INTERVENTI E REPLICHE
Esami universitari senza possibilità di appelli successivi
Sul Corriere del 20 gennaio, Claudia Voltattorni si interroga sulla prassi tutta italiana degli studenti universitari (possono rifiutare il voto agli esami per ripresentarsi, nella speranza di ottenerne uno migliore, a un appello successivo). Finalmente si comincia a pensare a qualcosa che possa snellire l’università. Desidero condividere la mia esperienza. Dopo il Convitto nazionale di Roma, mi sono iscritta a settembre scorso alla Columbia University di New York, i cui corsi sono articolati in due sessioni per anno.
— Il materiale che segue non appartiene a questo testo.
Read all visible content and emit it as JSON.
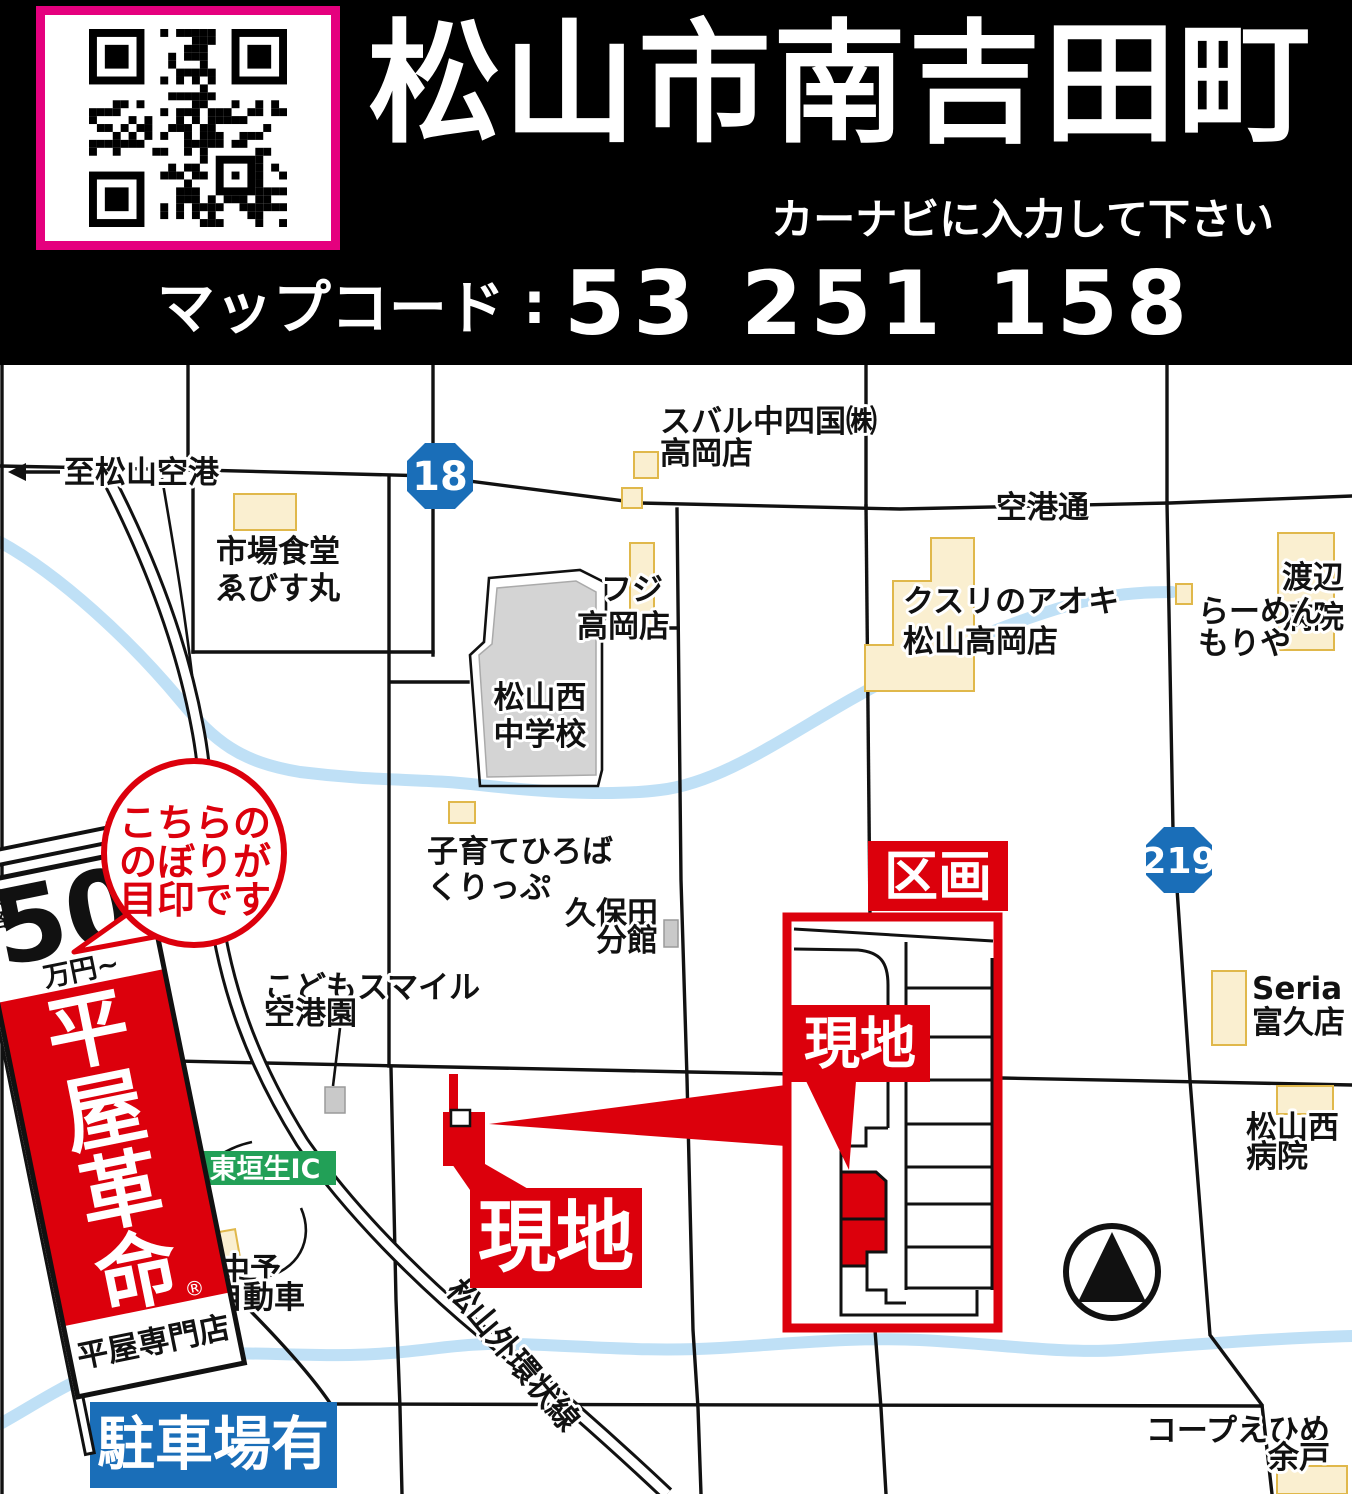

Nella settimana prima di Natale ho sostenuto tutti i relativi esami non perché sia particolarmente brava, ma perché non è proprio concepibile fare altrimenti. In primavera farò gli esami della seconda sessione e così via fino al 21 maggio del 2019 (ebbene sì... si conosce la data esatta!), quando — entro i 4 anni di corso previsti — «dovrò» laurearmi in Financial Economics. Ove qualche studente qui pensi di fallire qualche esame, non ci sarà bisogno che nessuno gli suggerisca di cambiare strada: sarebbe ovvio che starebbe sprecando tempo e (molto) denaro. Quasi tutti gli studenti arrivano alla fine, anche se i ritmi sono molto duri (a dicembre — sotto esame — per trovare un buon posto si va di solito prima dell’alba in biblioteca e lo si lascia a notte fonda). Mia sorella è all’ultimo anno della Columbia e si laureerà a 23 anni a maggio di quest’anno, avendo fatto, prima di me, lo stesso percorso. Già da tempo una importante banca d’affari le ha proposto (e lei ha accettato) un ben remunerato lavoro «full time» a Londra a partire da luglio prossimo, due mesi dopo la fine dell’università. Credo che anche queste siano considerazioni che potrebbero incoraggiare l’opportunità di «svecchiare» l’università italiana.
Sofia Profita, sofia@profita.it Nuove tecnologie e prospettive di lavoro
A proposito della lettera sulle nuove tecnologie ( Corriere, 16 gennaio) che contribuiscono sempre di più a fare diminuire i posti di lavoro, ricordo una illuminante risposta (e in questo caso molto appropriata ) che diede l’indimenticabile Indro Montanelli a un lettore preoccupato dell’avanzare dell’automazione che già da allora nelle industrie riduceva l’opera dell’uomo. Quando iniziarono a circolare le prime automobili, rispose Montanelli, i maniscalchi incominciarono a chiudere bottega, ma il loro posto lo presero i gommisti, giustappunto per riparare gli pneumatici dei veicoli. Quindi, perché disperare? In futuro chissà quanti nuovi mestieri sostituiranno quelli che ora, a causa delle irrefrenabili nuove tecnologie, sono diventati purtroppo inutili.